A peça "Traga-me a Cabeça de Lima Barreto", de Luiz Marfuz, encenada por Hilton Cobra em 2017, apresentando trechos dos diários de Lima Barreto continua circulando pelo país em forte denúncia do que foi o processo de eugenia no Brasil.

Lilia Moritz Schwarcz lançou a importante biografia "Lima Barreto - Triste Visionário", trazendo novas chaves de leitura de vida e obra a partir de debates e pesquisas contemporâneas.

Neste ano, novas edições e novos formatos se dedicam à divulgação do autor.

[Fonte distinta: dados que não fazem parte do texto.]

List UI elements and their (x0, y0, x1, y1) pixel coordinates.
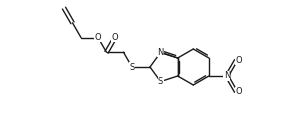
Text: N: N (224, 72, 230, 81)
Text: O: O (95, 33, 101, 42)
Text: O: O (112, 33, 118, 42)
Text: N: N (157, 48, 164, 57)
Text: S: S (130, 62, 135, 72)
Text: O: O (235, 56, 242, 65)
Text: O: O (235, 87, 242, 96)
Text: S: S (158, 77, 163, 86)
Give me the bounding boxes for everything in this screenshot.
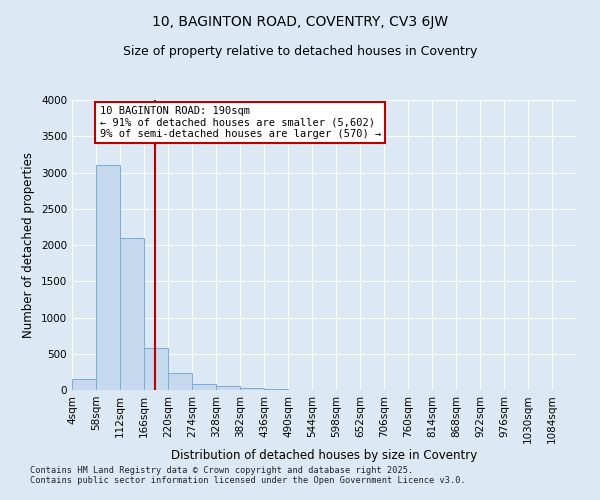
Bar (192, 384, 216, 390)
Text: 10 BAGINTON ROAD: 190sqm
← 91% of detached houses are smaller (5,602)
9% of semi: 10 BAGINTON ROAD: 190sqm ← 91% of detach… (100, 106, 381, 139)
Bar (168, 372, 192, 390)
X-axis label: Distribution of detached houses by size in Coventry: Distribution of detached houses by size … (171, 449, 477, 462)
Bar (216, 386, 240, 390)
Y-axis label: Number of detached properties: Number of detached properties (22, 152, 35, 338)
Text: Size of property relative to detached houses in Coventry: Size of property relative to detached ho… (123, 45, 477, 58)
Bar (144, 348, 168, 390)
Bar (120, 238, 144, 390)
Text: Contains HM Land Registry data © Crown copyright and database right 2025.
Contai: Contains HM Land Registry data © Crown c… (30, 466, 466, 485)
Bar (240, 388, 264, 390)
Bar (72, 379, 96, 390)
Bar (264, 388, 288, 390)
Bar (96, 166, 120, 390)
Text: 10, BAGINTON ROAD, COVENTRY, CV3 6JW: 10, BAGINTON ROAD, COVENTRY, CV3 6JW (152, 15, 448, 29)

Um podcast está sendo lançado pela Rádio Batuta, do Instituto Moreira Salles.

A Festa Literária da Periferia, a Flup, no Rio de Janeiro, prepara a publicação de um volume de contos criados por participantes de outros de seus processos formativos, a partir de histórias narradas por Lima Barreto. Os servidores do Instituto de Psiquiatria da Universidade Federal do Rio de Janeiro ainda preparam um evento de comemoração do centenário da morte.

O mais importante é vermos o despertar do interesse de estudantes, especialmente negros, alguns deles cotistas das universidades, fascinados com o autor que ousou romper com padrões restritos da literatura. Emociona ver as jovens rediscutindo o poderoso "Clara do Anjos" a partir de falas de mulheres negras e feministas.

Ler ou reler Lima Barreto depois de suas diversas mortes é se abrir para os debates em torno de movimentos feministas e antirracistas. É pensar em desigualdade e intolerância. E na falta que Lima Barreto nos faz.